By the 1970s, a growing collective of diverse movements, from feminism and womanism to disability rights alliances, were coalescing around a new vision for equity and social justice in education. The resulting movement, which aimed at eliminating racism, sexism, heterosexism, classism, language discrimination, and other forms of oppression from school policy and practice became known as multicultural education.
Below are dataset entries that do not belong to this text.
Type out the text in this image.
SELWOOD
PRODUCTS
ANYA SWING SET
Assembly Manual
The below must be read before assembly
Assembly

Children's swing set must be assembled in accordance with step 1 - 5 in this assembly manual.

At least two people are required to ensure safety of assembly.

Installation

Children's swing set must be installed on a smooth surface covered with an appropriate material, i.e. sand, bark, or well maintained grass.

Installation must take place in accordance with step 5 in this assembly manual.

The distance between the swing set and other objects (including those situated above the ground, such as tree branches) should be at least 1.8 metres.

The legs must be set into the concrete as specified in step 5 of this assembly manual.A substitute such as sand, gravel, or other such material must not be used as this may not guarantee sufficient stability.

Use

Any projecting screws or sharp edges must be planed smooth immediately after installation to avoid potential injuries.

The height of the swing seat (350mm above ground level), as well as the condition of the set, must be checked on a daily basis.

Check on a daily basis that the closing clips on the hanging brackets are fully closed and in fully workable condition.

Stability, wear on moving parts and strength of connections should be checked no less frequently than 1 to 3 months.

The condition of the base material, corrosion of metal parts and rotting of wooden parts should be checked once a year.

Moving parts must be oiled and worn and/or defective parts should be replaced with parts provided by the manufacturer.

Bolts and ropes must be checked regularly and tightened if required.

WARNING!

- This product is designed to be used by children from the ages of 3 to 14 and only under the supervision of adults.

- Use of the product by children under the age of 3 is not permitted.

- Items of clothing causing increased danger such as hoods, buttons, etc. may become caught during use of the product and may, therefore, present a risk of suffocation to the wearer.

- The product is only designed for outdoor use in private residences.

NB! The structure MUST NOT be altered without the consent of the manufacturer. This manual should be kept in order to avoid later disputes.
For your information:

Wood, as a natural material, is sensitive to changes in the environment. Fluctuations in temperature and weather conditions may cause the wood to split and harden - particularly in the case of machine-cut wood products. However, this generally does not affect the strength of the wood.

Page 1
As schools, colleges, and other educational organizations began to respond, with varying levels of urgency and commitment, to the curricular and other concerns raised by multicultural education, a host of programs and practices emerged, usually focused on slight changes or additions to traditional curricula, which were still dominated by a white, male, heterosexual, Christian, middle-class, English-speaking perspective. During the 1980s, a growing body of scholarship from educator-activists such as Sonia Nieto, Carl Grant, Christine Sleeter, Jeannie Oakes, and James Banks emerged, challenging this approach by refusing to allow schools to tokenize the experiences and histories of disenfranchised students. Their vision for multicultural education expanded in scope, beyond curriculum and hiring practices, to an insistence upon equity and justice in all aspects of schools and schooling. They argued that every characteristic of education must be examined critically and transformed so that all students have an equitable opportunity to achieve and succeed. Responding to the vision of these critical pioneering voices, multicultural education scholars and practitioners began to take on larger battles within the education milieu, exposing inequitable policy and practice, such as tracking, school funding discrepancies, standardization, the literary canon, and dis-empowering pedagogy, that structurally underlie traditional concepts of education.